The law on wearing a seatbelt

If you run as fast as you can, into a wall, it’s gonna hurt. It’s the same when the front of your car hits something at just 15mph.

The car stops in the first tenth of a second, but you keep moving forward at the same rate the car had been moving – until something stops you. Like the steering wheel, dashboard or windscreen. This is at 15mph; crank that up to 30mph and the impact is four times as hard; it’s the same impact you'd feel if you fell three stories. Ouch.

This is why it’s so important to belt up before you set off; fail to do so and you could end up disabled for the rest of your life – or worse. 

You’re twice as likely to die in a crash if you’re not wearing a seat belt

Killer facts 

  • You’re twice as likely to die in a crash if you’re not wearing a seat belt.

  • Those aged 17-34 are the least likely to bother belting up – but the most likely to crash.

The law

Get caught driving while not wearing a belt and your licence stays clean – but you’ll be fined. As the driver, you’re responsible for wearing your own belt plus ensuring your passengers have theirs on too. That’s unless they’re over 14 – then they’re responsible for themselves. You can be fined up to 500 quid, although a £30 fixed penalty fine is more usual. There are a few exemptions, but the only one likely to apply is if you’re reversing your car. For all the gen, check out

Key point

If you think you don’t need to wear a seatbelt because your car has airbags, think again. The proper term for an airbag is a Supplementary Restraint System (SRS) – supplementary meaning ‘in addition to’. That’s in addition to the seatbelt!

Taking a back seat

Most people will put on their seat belt when travelling in the front seats, but around 24% admit they sometimes don’t bother when travelling in the back. You’re risking serious injury by not doing so – even when sitting in the rear seats. For good reasons, it’s a legal requirement to wear a seat belt, if one is fitted, when travelling in either the front or the back of a car.

Do it right

For a seat belt to work properly, it needs to be correctly adjusted.
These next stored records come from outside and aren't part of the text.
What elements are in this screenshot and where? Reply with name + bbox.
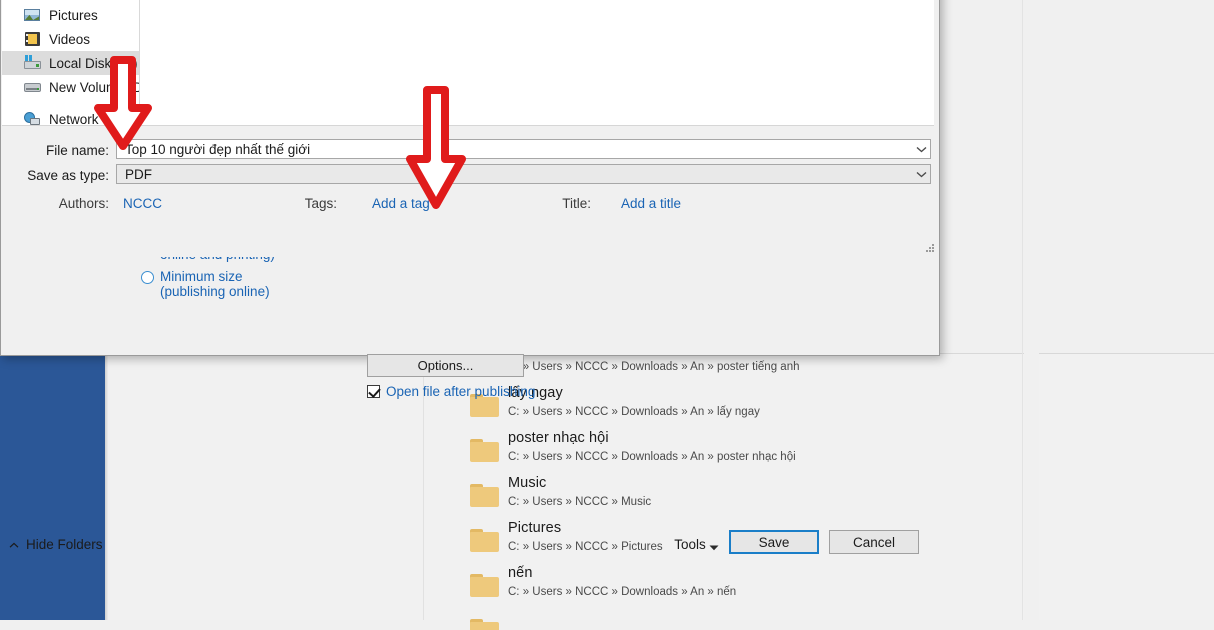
list-item-path: C: » Users » NCCC » Downloads » An » nến [508, 586, 737, 598]
list-item-path: C: » Users » NCCC » Music [508, 496, 652, 508]
file-browser-pane[interactable] [139, 0, 934, 125]
local-disk-icon [24, 55, 41, 71]
background-right-divider [1022, 0, 1023, 620]
folder-icon [470, 484, 499, 507]
optimize-minimum-label: Minimum size (publishing online) [160, 269, 270, 299]
recent-folders-list[interactable]: poster tiếng anh C: » Users » NCCC » Dow… [440, 340, 1020, 630]
hide-folders-label: Hide Folders [26, 537, 103, 552]
list-item-path: C: » Users » NCCC » Pictures [508, 541, 663, 553]
list-item[interactable] [440, 610, 1020, 630]
file-name-input[interactable]: Top 10 người đẹp nhất thế giới [116, 139, 931, 159]
title-label: Title: [562, 196, 591, 211]
sidebar-item-videos[interactable]: Videos [2, 27, 139, 51]
list-item[interactable]: poster nhạc hội C: » Users » NCCC » Down… [440, 430, 1020, 475]
arrow-pointing-to-options-button [404, 85, 468, 213]
resize-grip[interactable] [925, 244, 935, 254]
cancel-button[interactable]: Cancel [829, 530, 919, 554]
checkbox-indicator[interactable] [367, 385, 380, 398]
options-button[interactable]: Options... [367, 354, 524, 377]
list-item-name: nến [508, 565, 533, 581]
hide-folders-toggle[interactable]: Hide Folders [9, 537, 103, 552]
open-file-after-publishing-checkbox[interactable]: Open file after publishing [367, 384, 535, 399]
list-item[interactable]: nến C: » Users » NCCC » Downloads » An »… [440, 565, 1020, 610]
save-as-type-select[interactable]: PDF [116, 164, 931, 184]
arrow-pointing-to-file-name-field [92, 56, 154, 152]
save-button[interactable]: Save [729, 530, 819, 554]
title-value[interactable]: Add a title [621, 196, 681, 211]
optimize-minimum-line2: (publishing online) [160, 284, 270, 299]
list-item-name: Pictures [508, 520, 562, 536]
folder-icon [470, 529, 499, 552]
sidebar-item-label: Pictures [49, 7, 98, 23]
chevron-up-icon [9, 537, 19, 552]
list-item-path: C: » Users » NCCC » Downloads » An » lấy… [508, 406, 760, 418]
folder-icon [470, 619, 499, 630]
pictures-icon [24, 7, 41, 23]
background-blue-panel [0, 353, 105, 620]
network-icon [24, 111, 41, 125]
sidebar-item-label: Videos [49, 31, 91, 47]
list-item-path: C: » Users » NCCC » Downloads » An » pos… [508, 361, 800, 373]
vertical-scrollbar-track[interactable] [1024, 0, 1039, 620]
authors-value[interactable]: NCCC [123, 196, 162, 211]
list-item[interactable]: Music C: » Users » NCCC » Music [440, 475, 1020, 520]
volume-icon [24, 79, 41, 95]
folder-icon [470, 574, 499, 597]
open-file-after-publishing-label: Open file after publishing [386, 384, 536, 399]
list-item-name: Music [508, 475, 547, 491]
optimize-minimum-line1: Minimum size [160, 269, 243, 284]
chevron-down-icon[interactable] [912, 165, 930, 183]
chevron-down-icon[interactable] [912, 140, 930, 158]
save-as-type-label: Save as type: [27, 168, 109, 183]
dialog-footer: Hide Folders Tools Save Cancel [1, 215, 939, 554]
save-as-type-value: PDF [125, 166, 152, 182]
folder-icon [470, 439, 499, 462]
tags-label: Tags: [304, 196, 337, 211]
list-item-path: C: » Users » NCCC » Downloads » An » pos… [508, 451, 796, 463]
optimize-minimum-radio[interactable]: Minimum size (publishing online) [141, 269, 270, 299]
radio-indicator[interactable] [141, 271, 154, 284]
save-as-dialog: Pictures Videos Local Disk (C:) New Volu… [0, 0, 940, 554]
chevron-down-icon[interactable] [709, 538, 719, 556]
authors-label: Authors: [58, 196, 109, 211]
sidebar-item-pictures[interactable]: Pictures [2, 3, 139, 27]
videos-icon [24, 31, 41, 47]
list-item-name: poster nhạc hội [508, 430, 609, 446]
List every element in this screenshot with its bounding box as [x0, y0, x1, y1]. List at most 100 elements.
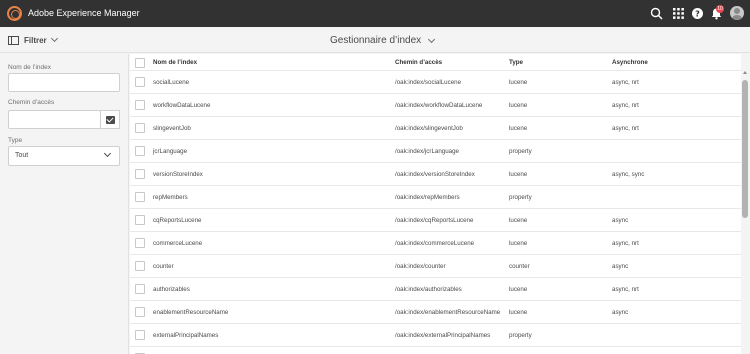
table-row[interactable]: externalPrincipalNames/oak:index/externa…: [130, 324, 741, 347]
index-table: Nom de l’index Chemin d’accès Type Async…: [130, 54, 741, 354]
app-title[interactable]: Adobe Experience Manager: [28, 8, 140, 18]
scroll-up-arrow-icon[interactable]: [743, 71, 747, 74]
checkbox-icon: [105, 115, 115, 124]
table-row[interactable]: cmLucene/oak:index/cmLuceneluceneasync, …: [130, 347, 741, 354]
row-checkbox[interactable]: [135, 307, 145, 317]
row-checkbox[interactable]: [135, 261, 145, 271]
svg-text:?: ?: [695, 10, 700, 19]
table-row[interactable]: authorizables/oak:index/authorizables luc…: [130, 278, 741, 301]
page-title-dropdown[interactable]: Gestionnaire d’index: [330, 35, 436, 46]
cell-type: lucene: [509, 125, 528, 132]
table-row[interactable]: repMembers/oak:index/repMembers property: [130, 186, 741, 209]
cell-path: /oak:index/enablementResourceName: [395, 309, 501, 316]
table-row[interactable]: cqReportsLucene/oak:index/cqReportsLucen…: [130, 209, 741, 232]
filter-rail-toggle-button[interactable]: Filtrer: [8, 33, 58, 47]
cell-type: property: [509, 148, 532, 155]
row-checkbox[interactable]: [135, 192, 145, 202]
cell-async: async: [612, 217, 629, 224]
row-checkbox[interactable]: [135, 169, 145, 179]
cell-type: property: [509, 194, 532, 201]
cell-type: lucene: [509, 286, 528, 293]
table-row[interactable]: enablementResourceName/oak:index/enablem…: [130, 301, 741, 324]
row-checkbox[interactable]: [135, 284, 145, 294]
cell-path: /oak:index/counter: [395, 263, 446, 270]
cell-type: lucene: [509, 102, 528, 109]
cell-async: async: [612, 309, 629, 316]
column-header-type[interactable]: Type: [509, 59, 523, 66]
cell-async: async: [612, 263, 629, 270]
cell-path: /oak:index/cqReportsLucene: [395, 217, 474, 224]
cell-path: /oak:index/socialLucene: [395, 79, 462, 86]
row-checkbox[interactable]: [135, 330, 145, 340]
cell-index-name: versionStoreIndex: [153, 171, 203, 178]
table-row[interactable]: commerceLucene/oak:index/commerceLucene l…: [130, 232, 741, 255]
cell-path: /oak:index/externalPrincipalNames: [395, 332, 491, 339]
cell-index-name: cqReportsLucene: [153, 217, 202, 224]
path-picker-button[interactable]: [100, 110, 120, 129]
table-header: Nom de l’index Chemin d’accès Type Async…: [130, 54, 741, 71]
cell-async: async, nrt: [612, 79, 639, 86]
table-row[interactable]: jcrLanguage/oak:index/jcrLanguage propert…: [130, 140, 741, 163]
path-input[interactable]: [8, 110, 101, 129]
cell-type: lucene: [509, 217, 528, 224]
table-row[interactable]: versionStoreIndex/oak:index/versionStore…: [130, 163, 741, 186]
row-checkbox[interactable]: [135, 238, 145, 248]
chevron-down-icon: [103, 149, 112, 158]
row-checkbox[interactable]: [135, 123, 145, 133]
cell-index-name: socialLucene: [153, 79, 190, 86]
filter-rail: Nom de l’index Chemin d’accès Type Tout: [0, 54, 129, 354]
aem-logo-icon[interactable]: [7, 6, 22, 21]
search-icon[interactable]: [650, 7, 663, 20]
cell-path: /oak:index/slingeventJob: [395, 125, 463, 132]
notification-count-badge: 10: [716, 5, 724, 13]
action-bar: Filtrer Gestionnaire d’index: [0, 27, 750, 53]
type-select[interactable]: Tout: [8, 146, 120, 166]
scrollbar-thumb[interactable]: [742, 80, 748, 218]
row-checkbox[interactable]: [135, 100, 145, 110]
cell-index-name: enablementResourceName: [153, 309, 229, 316]
table-row[interactable]: slingeventJob/oak:index/slingeventJob luc…: [130, 117, 741, 140]
rail-toggle-icon: [8, 35, 19, 45]
user-avatar[interactable]: [730, 6, 744, 20]
column-header-path[interactable]: Chemin d’accès: [395, 59, 442, 66]
row-checkbox[interactable]: [135, 77, 145, 87]
filter-label: Filtrer: [24, 35, 47, 45]
cell-type: property: [509, 332, 532, 339]
cell-async: async, nrt: [612, 240, 639, 247]
page-title: Gestionnaire d’index: [330, 35, 422, 46]
cell-type: counter: [509, 263, 530, 270]
table-row[interactable]: socialLucene/oak:index/socialLucene lucen…: [130, 71, 741, 94]
shell-header: Adobe Experience Manager ? 10: [0, 0, 750, 27]
help-icon[interactable]: ?: [691, 7, 704, 20]
row-checkbox[interactable]: [135, 146, 145, 156]
chevron-down-icon: [50, 34, 58, 43]
cell-async: async, nrt: [612, 102, 639, 109]
column-header-name[interactable]: Nom de l’index: [153, 59, 197, 66]
index-name-input[interactable]: [8, 73, 120, 92]
solutions-grid-icon[interactable]: [672, 7, 685, 20]
table-row[interactable]: workflowDataLucene/oak:index/workflowDat…: [130, 94, 741, 117]
cell-async: async, sync: [612, 171, 645, 178]
cell-index-name: slingeventJob: [153, 125, 191, 132]
cell-type: lucene: [509, 171, 528, 178]
select-all-checkbox[interactable]: [135, 58, 145, 68]
cell-index-name: commerceLucene: [153, 240, 203, 247]
row-checkbox[interactable]: [135, 215, 145, 225]
cell-index-name: repMembers: [153, 194, 188, 201]
table-row[interactable]: counter/oak:index/counter counter async: [130, 255, 741, 278]
type-label: Type: [8, 137, 23, 144]
cell-index-name: workflowDataLucene: [153, 102, 211, 109]
cell-index-name: counter: [153, 263, 174, 270]
cell-type: lucene: [509, 79, 528, 86]
cell-index-name: externalPrincipalNames: [153, 332, 219, 339]
cell-index-name: jcrLanguage: [153, 148, 188, 155]
cell-path: /oak:index/commerceLucene: [395, 240, 475, 247]
type-select-value: Tout: [15, 152, 29, 159]
index-name-label: Nom de l’index: [8, 64, 51, 71]
cell-type: lucene: [509, 240, 528, 247]
cell-path: /oak:index/workflowDataLucene: [395, 102, 483, 109]
column-header-async[interactable]: Asynchrone: [612, 59, 648, 66]
cell-index-name: authorizables: [153, 286, 190, 293]
cell-type: lucene: [509, 309, 528, 316]
cell-path: /oak:index/jcrLanguage: [395, 148, 459, 155]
Here’s how… 

  • Make sure it’s not twisted.

  • Position it so the lap belt sits as low as possible over your hips and doesn’t ride up over your stomach; heavy clothing can push the belt up too high.

  • The shoulder belt should lie across your chest – over your shoulder away from your neck. If the car has a seat belt with an adjustable top mounting point, adjust it so the belt sits comfortably across your chest.

  • Don’t put the shoulder belt under your arm. In a crash, this could lead to very serious injury.

  • Make sure there’s no slack in the belt. It can only work properly if it’s snug across your body at the start of an accident. Rear lap belts (and other non-automatic belts) should be adjusted to fit close and low over your hips.

  • Never put an adult seat belt around two people; it could lead to serious injuries, with the two people crushed together in a crash.

  • It’s okay to tilt your seat slightly backwards but don’t recline it too far. In a crash, it’s possible for the driver or passenger to slide forward and under the belt, if the seat leans too far back.

  • Airbags are designed to be used with seat belts. They’re not substitutes.